There is a monument commemorating the Armenian Genocide in the cemetery. The monument has inscriptions in Armenian and Polish. The inscription in Polish reads: In memory of 1,500,000 Armenians murdered on April 24, 1915 by the Turks.

There is a tombstone of Konstanty Prokopowicz, parish priest of the Orthodox parish in Suraż, hanged on a tree near his rectory on the night of May 22–23, 1863 by participants of the January Uprising. The tombstone was originally located in the Orthodox cemetery at the church in Zawyki, however, after the necropolis and temple were taken over by Catholics in the interwar years, a decision was made to move it to the Orthodox cemetery in Białystok, where it remains to this day. In the same section, a cross was placed, which crowned the Transfiguration of Our Lord Church in Suraż, which was demolished in 1929.

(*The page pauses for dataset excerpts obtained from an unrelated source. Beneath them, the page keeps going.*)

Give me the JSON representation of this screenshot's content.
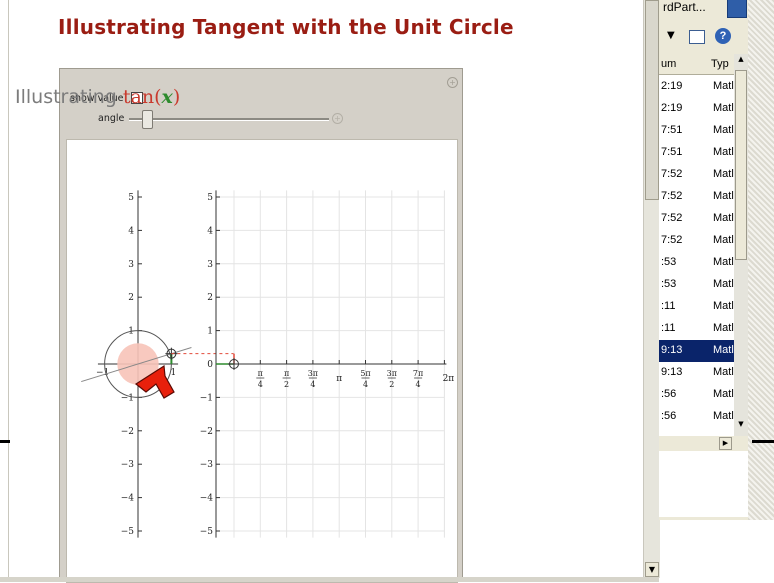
{
  "background_window": {
    "top_text": "rdPart...",
    "list_headers": [
      "um",
      "Typ"
    ],
    "rows": [
      {
        "time": "2:19",
        "type": "Matl"
      },
      {
        "time": "2:19",
        "type": "Matl"
      },
      {
        "time": "7:51",
        "type": "Matl"
      },
      {
        "time": "7:51",
        "type": "Matl"
      },
      {
        "time": "7:52",
        "type": "Matl"
      },
      {
        "time": "7:52",
        "type": "Matl"
      },
      {
        "time": "7:52",
        "type": "Matl"
      },
      {
        "time": "7:52",
        "type": "Matl"
      },
      {
        "time": ":53",
        "type": "Matl"
      },
      {
        "time": ":53",
        "type": "Matl"
      },
      {
        "time": ":11",
        "type": "Matl"
      },
      {
        "time": ":11",
        "type": "Matl"
      },
      {
        "time": "9:13",
        "type": "Matl",
        "selected": true
      },
      {
        "time": "9:13",
        "type": "Matl"
      },
      {
        "time": ":56",
        "type": "Matl"
      },
      {
        "time": ":56",
        "type": "Matl"
      }
    ],
    "icons": [
      "search-icon",
      "dropdown-arrow-icon",
      "view-icon",
      "help-icon"
    ]
  },
  "document": {
    "title": "Illustrating Tangent with the Unit Circle"
  },
  "manipulate": {
    "show_value_label": "show value",
    "show_value_checked": false,
    "angle_label": "angle",
    "angle_slider_fraction": 0.07,
    "plot_title_text": "Illustrating ",
    "plot_title_fn": "tan(",
    "plot_title_var": "x",
    "plot_title_close": ")"
  },
  "unit_circle": {
    "y_ticks": [
      "5",
      "4",
      "3",
      "2",
      "1",
      "−1",
      "−2",
      "−3",
      "−4",
      "−5"
    ],
    "x_ticks": [
      "−1",
      "1"
    ]
  },
  "graph": {
    "y_ticks": [
      "5",
      "4",
      "3",
      "2",
      "1",
      "0",
      "−1",
      "−2",
      "−3",
      "−4",
      "−5"
    ],
    "x_ticks": [
      {
        "num": "π",
        "den": "4"
      },
      {
        "num": "π",
        "den": "2"
      },
      {
        "num": "3π",
        "den": "4"
      },
      {
        "label": "π"
      },
      {
        "num": "5π",
        "den": "4"
      },
      {
        "num": "3π",
        "den": "2"
      },
      {
        "num": "7π",
        "den": "4"
      },
      {
        "label": "2π"
      }
    ]
  },
  "colors": {
    "title": "#9a1d13",
    "tan_fn": "#c93a2e",
    "var": "#2e8b2e",
    "cursor": "#e8200c",
    "selected_row": "#0a246a"
  }
}
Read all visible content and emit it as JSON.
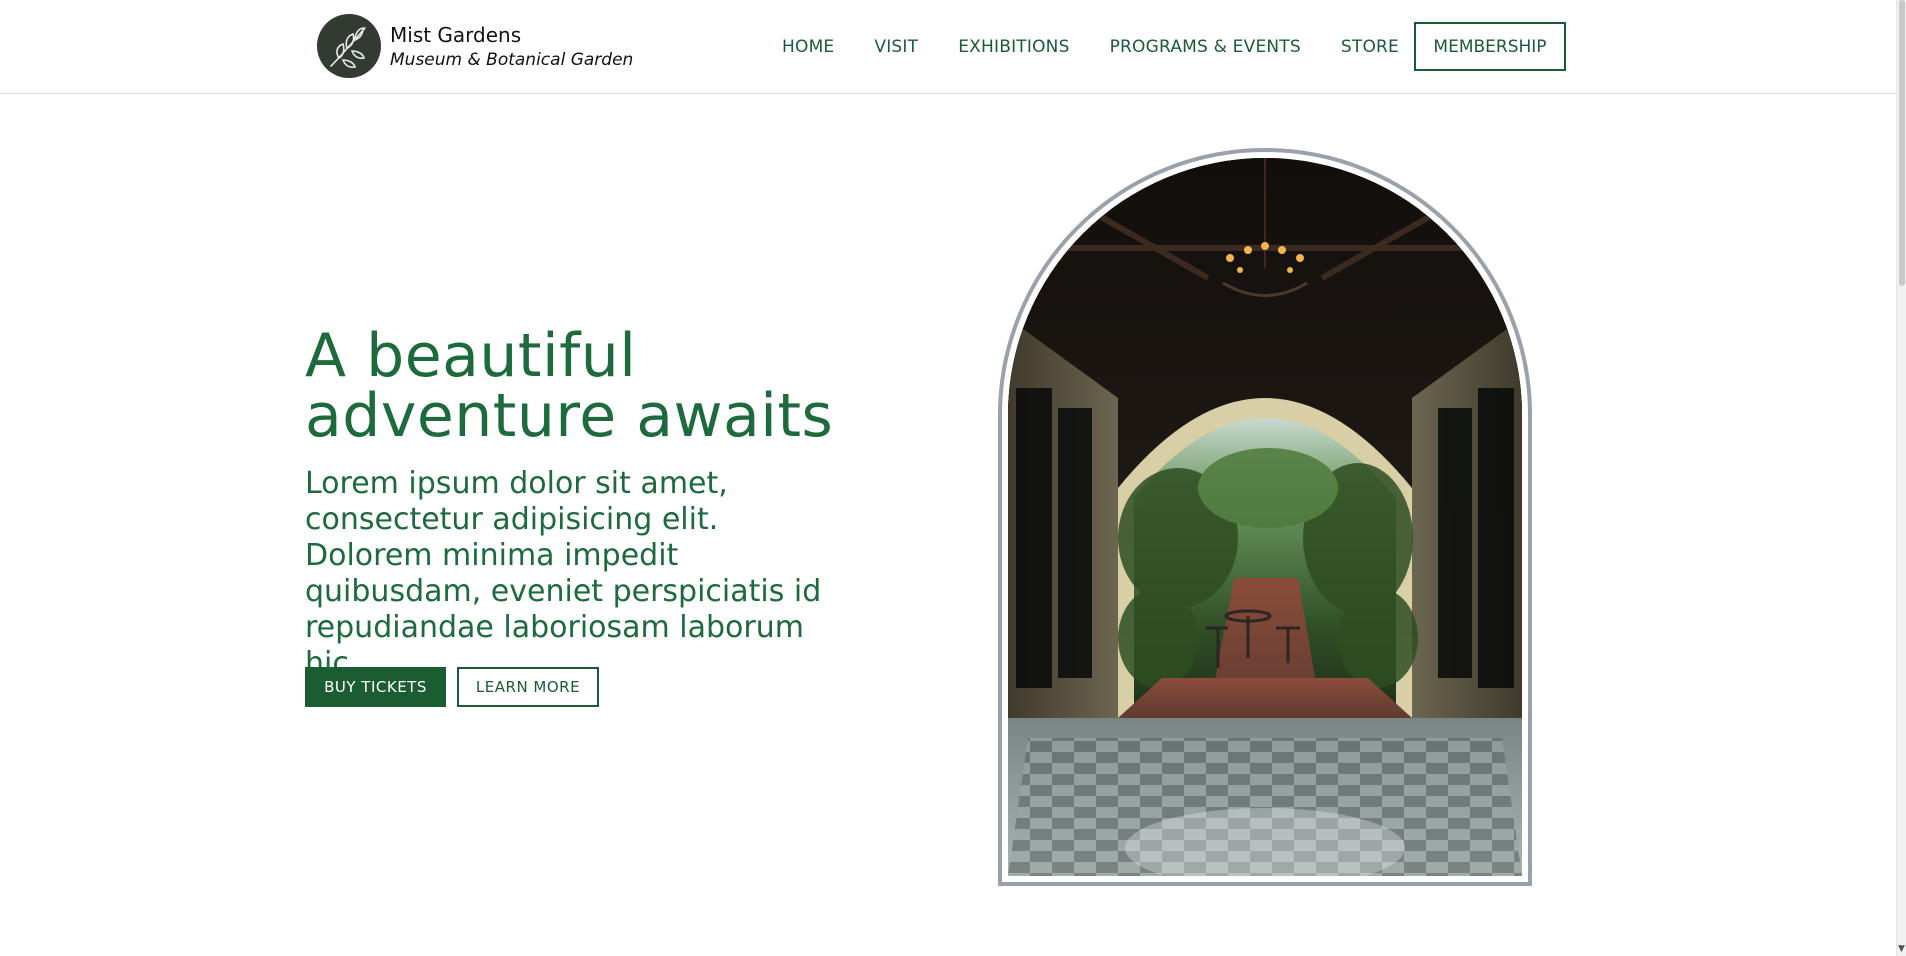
{
  "brand": {
    "name": "Mist Gardens",
    "subtitle": "Museum & Botanical Garden",
    "logo_icon": "leaf-branch-icon"
  },
  "nav": {
    "items": [
      {
        "label": "HOME"
      },
      {
        "label": "VISIT"
      },
      {
        "label": "EXHIBITIONS"
      },
      {
        "label": "PROGRAMS & EVENTS"
      },
      {
        "label": "STORE"
      }
    ],
    "membership_label": "MEMBERSHIP"
  },
  "hero": {
    "title": "A beautiful adventure awaits",
    "text": "Lorem ipsum dolor sit amet, consectetur adipisicing elit. Dolorem minima impedit quibusdam, eveniet perspiciatis id repudiandae laboriosam laborum hic.",
    "primary_button": "BUY TICKETS",
    "secondary_button": "LEARN MORE"
  },
  "colors": {
    "brand_green": "#1b5c32",
    "text_green": "#1d6b3c",
    "logo_dark": "#323a32",
    "frame_grey": "#9aa1ab"
  }
}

In 2017, an inventory of five quarters of the necropolis was made and a computer register of graves was created, thanks to which it is possible to use the search engine for deceased people buried in the cemetery.

In October 2019, at the initiative of the then parish priest, Piotr Pietkiewicz, controversial notes were placed on many tombstones informing about the liquidation of graves in the event of failure to pay the appropriate cemetery fee by the administrators of the cemetery space. Such notes were also placed on tombstones from the 19th and early 20th centuries, which resulted in the threat of destruction of the few preserved historic tombstones. The parish priest's action was met with disapproval from the faithful and the provincial conservator of monuments and was widely reported in the local media.